Jean Kaseya, toplantıda yaptığı açıklamada, maymun çiçeği virüsü salgınının sadece Afrika’nın değil tüm dünyanın sorunu olduğunu belirtti. Virüsün Afrika’nın yanı sıra küresel bir sağlık tehdidi olduğunu vurguladı. Orta Afrika, salgından en çok etkilenen bölge olarak öne çıktı. Virüsün fareler ve sincaplar gibi kemirgen hayvanlardan veya enfekte olmuş bireylerden bulaştığı ve vücut döküntüleriyle temas edilmesiyle yayıldığı belirtildi.
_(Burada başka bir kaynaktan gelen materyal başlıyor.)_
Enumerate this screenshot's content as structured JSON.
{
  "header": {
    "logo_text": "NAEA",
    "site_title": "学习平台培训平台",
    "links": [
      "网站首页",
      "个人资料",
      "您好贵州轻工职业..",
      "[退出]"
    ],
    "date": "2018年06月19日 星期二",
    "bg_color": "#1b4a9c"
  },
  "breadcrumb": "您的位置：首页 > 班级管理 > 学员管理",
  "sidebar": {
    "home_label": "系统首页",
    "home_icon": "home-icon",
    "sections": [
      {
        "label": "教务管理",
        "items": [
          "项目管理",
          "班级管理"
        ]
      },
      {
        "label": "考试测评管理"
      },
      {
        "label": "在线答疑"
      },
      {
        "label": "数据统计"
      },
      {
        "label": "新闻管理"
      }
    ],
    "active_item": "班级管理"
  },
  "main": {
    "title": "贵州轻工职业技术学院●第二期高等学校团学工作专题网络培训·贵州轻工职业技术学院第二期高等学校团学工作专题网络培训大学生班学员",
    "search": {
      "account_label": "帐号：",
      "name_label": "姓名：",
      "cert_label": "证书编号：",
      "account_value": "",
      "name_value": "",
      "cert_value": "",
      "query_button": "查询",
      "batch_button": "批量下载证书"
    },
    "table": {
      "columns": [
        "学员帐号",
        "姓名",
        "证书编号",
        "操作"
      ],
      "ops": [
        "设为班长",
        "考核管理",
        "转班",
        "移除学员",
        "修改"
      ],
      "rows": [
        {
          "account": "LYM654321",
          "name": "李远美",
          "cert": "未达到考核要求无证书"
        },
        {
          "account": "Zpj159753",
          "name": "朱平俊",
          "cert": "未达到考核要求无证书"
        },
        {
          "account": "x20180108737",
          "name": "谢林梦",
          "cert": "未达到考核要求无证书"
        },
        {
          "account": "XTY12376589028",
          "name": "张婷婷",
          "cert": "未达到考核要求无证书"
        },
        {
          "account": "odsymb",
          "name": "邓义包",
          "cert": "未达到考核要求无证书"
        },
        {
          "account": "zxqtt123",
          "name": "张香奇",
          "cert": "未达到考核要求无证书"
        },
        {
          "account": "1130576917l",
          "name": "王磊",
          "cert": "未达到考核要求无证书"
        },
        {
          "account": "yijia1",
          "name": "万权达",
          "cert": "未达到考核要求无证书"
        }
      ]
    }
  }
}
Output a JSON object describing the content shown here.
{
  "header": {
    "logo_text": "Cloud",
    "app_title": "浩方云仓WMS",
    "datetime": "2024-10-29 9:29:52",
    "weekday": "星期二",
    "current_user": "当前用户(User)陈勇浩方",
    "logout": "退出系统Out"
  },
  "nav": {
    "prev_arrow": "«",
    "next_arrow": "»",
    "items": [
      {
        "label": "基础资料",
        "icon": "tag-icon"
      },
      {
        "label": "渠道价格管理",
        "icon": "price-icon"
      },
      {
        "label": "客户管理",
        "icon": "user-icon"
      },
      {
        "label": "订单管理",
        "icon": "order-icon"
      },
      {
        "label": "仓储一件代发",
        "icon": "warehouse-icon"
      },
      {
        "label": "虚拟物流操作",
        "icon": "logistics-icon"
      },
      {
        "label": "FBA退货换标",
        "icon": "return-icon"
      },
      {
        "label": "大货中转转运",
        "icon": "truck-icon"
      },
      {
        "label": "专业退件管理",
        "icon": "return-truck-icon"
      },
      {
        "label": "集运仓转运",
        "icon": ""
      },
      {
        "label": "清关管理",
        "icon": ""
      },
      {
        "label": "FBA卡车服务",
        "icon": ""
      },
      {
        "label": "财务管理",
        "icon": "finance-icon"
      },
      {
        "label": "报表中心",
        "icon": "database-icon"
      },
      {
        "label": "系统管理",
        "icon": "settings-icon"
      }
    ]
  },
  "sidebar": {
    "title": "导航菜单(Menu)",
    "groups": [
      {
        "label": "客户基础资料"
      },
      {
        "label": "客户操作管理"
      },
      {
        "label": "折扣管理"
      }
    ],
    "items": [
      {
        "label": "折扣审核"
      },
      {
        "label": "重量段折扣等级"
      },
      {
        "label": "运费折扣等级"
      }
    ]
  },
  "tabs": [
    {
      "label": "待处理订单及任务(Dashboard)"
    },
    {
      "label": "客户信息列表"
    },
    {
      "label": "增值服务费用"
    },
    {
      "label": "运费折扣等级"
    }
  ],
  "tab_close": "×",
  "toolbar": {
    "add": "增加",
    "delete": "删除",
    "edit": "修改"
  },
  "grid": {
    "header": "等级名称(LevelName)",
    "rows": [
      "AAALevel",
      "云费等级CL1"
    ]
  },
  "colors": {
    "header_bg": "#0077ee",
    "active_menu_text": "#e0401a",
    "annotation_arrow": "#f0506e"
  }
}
Hastalığın belirtileri ise genellikle yüksek ateş, baş, sırt ve kas ağrısı, lenf bezlerinde şişlik, yorgunluk, üşüme, titreme ve ciltte su çiçeğine benzer kabarcıklar olarak ortaya çıkıyor.
Maymun Çiçeği virüsüne özel bir tedavi yöntemi olmamakla birlikte antiviral ilaçlarla tedavi edildiği ve vakaların çoğunun hafif geçtiği ve birkaç hafta içinde sağlığa kavuştuğu belirtildi. Salgınla mücadelede Afrika Birliği’nin çalışmalarını sürdürdüğü ve halkı bilinçlendirmeye devam ettiği vurgulandı. Kaseya, virüsün öncelikle Afrika’yı etkilediğini ancak küresel bir sağlık sorunu olduğunu söyledi. AfB üyesi ülkelerdeki vaka ve ölüm sayılarının arttığı ve virüsün yayılmasının engellenmesi için toplumlar arası işbirliği gerektiği belirtildi.
Söz konusu toplantıda, maymun çiçeği virüsüne karşı alınması gereken önlemler ve virüsün bulaşma yolları üzerinde duruldu. Jean Kaseya, virüsün yayılmasını önlemek adına topyekun bir mücadele gerektiğini ve hastalığın ciddiyetinin farkında olunması gerektiğini ifade etti. Maymun çiçeği virüsü, koronavirüs salgını sonrası dünya için yeni bir tehlike oluşturarak sağlık sistemlerini ve toplumları tehdit etmeye devam ediyor. Bu sebeple, hastalığın kontrol altına alınması ve yayılmasının önlenmesi için uluslararası düzeyde acil eylem planları geliştirilmesi gerekmektedir.